You know those weeks where everything seems to go right? The ones where you sit and appreciate the sun when it is shining, when you love others well, when everything you have on your list is going swimmingly, and you seem to be on top of things? I love those weeks… but this has not been one of those weeks for me. I like to think I am a joyful person, but this week I have found myself tired, not sporting the best attitude all the time, and getting frustrated easily.
And I ask myself, “Why? What’s different about this week?” I haven’t been feeling very well, physically, so that could be part of it. I haven’t been sleeping well either, but these answers don’t quite seem to be enough for me. It feels like there must be more to it than that. And then, out of nowhere, it hits me right in the face, as obvious as ever… What’s going on this week is a lack of intentional time in God’s word. BINGO! There it is!
In Psalm 119:105, God’s word tells us, “Thy word is a lamp unto my feet, and a light unto my path.” I have heard this verse repeatedly, ever since I was a child, but this week it was brought to new light (forgive the pun). I have often found a direct correlation between my attitude and actions in life with my time in God’s word, but this week, as I realized my heart was off, God more directly helped me to understand why that was.
I have come to learn that when I am in the word regularly, it lights my path, guides my direction, and leads me to firm footing and green pasture. I am less easily swayed from the path of righteousness, joy, and life when I am immersed in time in God’s living and active word. His words to me are a buffet for my soul, bringing me goodness and satisfaction that is contagious, pushing against the broken parts of me. However, when I am not in the word, I find that I am less easily able to pick up on the times when my feet start to step off the path of honoring God in all I do. I find it’s easier for me to develop a bad attitude, to become negative, or to sound and look more like the world. Without the light of God’s word, it becomes a bit easier for me to walk more like someone in the darkness.

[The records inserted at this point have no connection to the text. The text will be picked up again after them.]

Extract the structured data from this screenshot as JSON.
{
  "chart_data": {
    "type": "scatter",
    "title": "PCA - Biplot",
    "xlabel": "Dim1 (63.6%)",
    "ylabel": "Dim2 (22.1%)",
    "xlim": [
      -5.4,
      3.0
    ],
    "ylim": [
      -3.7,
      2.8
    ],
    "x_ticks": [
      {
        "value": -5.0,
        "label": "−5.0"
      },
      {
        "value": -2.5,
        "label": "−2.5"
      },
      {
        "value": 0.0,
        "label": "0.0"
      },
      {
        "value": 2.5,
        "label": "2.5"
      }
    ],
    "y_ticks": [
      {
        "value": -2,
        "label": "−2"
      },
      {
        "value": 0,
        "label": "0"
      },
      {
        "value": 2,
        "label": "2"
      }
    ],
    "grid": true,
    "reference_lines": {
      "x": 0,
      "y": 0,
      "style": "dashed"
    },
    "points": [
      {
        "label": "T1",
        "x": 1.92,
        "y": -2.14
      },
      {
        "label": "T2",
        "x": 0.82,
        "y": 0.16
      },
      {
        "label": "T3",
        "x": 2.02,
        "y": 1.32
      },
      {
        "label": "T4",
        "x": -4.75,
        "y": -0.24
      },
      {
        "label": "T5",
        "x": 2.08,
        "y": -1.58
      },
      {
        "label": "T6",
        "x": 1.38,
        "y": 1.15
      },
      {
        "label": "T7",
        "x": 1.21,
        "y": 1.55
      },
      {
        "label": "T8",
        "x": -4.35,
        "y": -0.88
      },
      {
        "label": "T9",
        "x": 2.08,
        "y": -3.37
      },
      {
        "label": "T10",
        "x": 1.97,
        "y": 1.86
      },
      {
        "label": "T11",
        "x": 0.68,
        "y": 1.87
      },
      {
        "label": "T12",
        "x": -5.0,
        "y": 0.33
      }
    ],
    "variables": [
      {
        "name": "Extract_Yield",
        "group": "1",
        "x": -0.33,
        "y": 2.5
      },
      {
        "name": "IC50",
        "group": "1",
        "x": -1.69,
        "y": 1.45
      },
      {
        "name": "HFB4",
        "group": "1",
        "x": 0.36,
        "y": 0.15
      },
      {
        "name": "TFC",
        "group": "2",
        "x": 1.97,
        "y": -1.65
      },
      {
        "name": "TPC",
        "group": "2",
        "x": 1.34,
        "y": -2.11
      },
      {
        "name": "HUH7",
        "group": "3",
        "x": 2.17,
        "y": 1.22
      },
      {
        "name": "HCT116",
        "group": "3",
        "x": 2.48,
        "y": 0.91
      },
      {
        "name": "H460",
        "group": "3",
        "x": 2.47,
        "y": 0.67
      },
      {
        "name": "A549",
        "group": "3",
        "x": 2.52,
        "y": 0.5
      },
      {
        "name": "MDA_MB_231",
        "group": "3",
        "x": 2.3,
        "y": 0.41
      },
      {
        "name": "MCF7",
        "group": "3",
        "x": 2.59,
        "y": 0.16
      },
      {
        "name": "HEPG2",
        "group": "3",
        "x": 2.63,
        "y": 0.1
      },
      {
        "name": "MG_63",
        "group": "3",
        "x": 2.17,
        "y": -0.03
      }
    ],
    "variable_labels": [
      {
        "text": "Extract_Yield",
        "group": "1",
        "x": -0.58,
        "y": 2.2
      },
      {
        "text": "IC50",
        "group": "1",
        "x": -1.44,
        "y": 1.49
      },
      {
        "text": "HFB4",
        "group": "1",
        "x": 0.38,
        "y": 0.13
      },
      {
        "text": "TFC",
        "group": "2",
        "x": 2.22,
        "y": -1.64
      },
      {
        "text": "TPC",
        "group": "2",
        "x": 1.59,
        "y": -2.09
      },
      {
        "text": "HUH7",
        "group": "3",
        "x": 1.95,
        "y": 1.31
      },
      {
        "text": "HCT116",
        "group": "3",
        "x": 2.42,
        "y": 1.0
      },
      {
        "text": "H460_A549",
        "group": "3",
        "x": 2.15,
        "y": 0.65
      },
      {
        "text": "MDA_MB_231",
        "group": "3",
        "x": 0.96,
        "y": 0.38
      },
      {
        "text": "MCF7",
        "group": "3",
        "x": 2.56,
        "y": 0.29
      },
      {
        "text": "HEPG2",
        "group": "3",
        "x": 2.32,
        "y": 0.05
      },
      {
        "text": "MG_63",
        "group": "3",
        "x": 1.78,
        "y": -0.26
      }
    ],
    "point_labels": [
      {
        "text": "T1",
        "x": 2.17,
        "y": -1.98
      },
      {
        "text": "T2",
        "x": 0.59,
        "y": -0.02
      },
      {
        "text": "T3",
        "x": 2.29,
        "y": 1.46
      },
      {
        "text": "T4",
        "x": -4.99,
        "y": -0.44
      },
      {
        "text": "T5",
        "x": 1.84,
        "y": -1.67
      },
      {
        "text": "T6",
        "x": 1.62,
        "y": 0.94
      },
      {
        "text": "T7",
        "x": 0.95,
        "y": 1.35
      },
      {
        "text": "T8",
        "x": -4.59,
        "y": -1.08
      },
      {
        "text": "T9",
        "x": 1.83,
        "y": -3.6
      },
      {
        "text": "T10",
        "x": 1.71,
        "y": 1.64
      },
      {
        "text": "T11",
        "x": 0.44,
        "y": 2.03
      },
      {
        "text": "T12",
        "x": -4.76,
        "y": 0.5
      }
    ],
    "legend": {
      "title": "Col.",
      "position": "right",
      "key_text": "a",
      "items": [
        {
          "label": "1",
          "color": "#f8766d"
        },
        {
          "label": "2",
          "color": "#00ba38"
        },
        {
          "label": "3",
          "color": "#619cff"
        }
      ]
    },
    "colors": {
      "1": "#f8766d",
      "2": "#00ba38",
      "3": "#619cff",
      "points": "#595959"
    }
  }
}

God reminded me of my extraordinary need for the light of His word this week. And just like someone who has been on a sugar-free diet feels when they encounter chocolate, I find myself hungering for the word even now, as I type these words. I wonder if you needed a reminder to sit at the feet of Jesus and bask in the light of His honey-sweet word today? It’s not a complicated notion, the word lighting our path, but I find it’s one whose profound impact on our souls is easy to forget. Are you in need of a heart or attitude check today? Get in the word, it will light up your path, and guide your feet to a place where your heart and soul can be refreshed in, and guided toward, Him.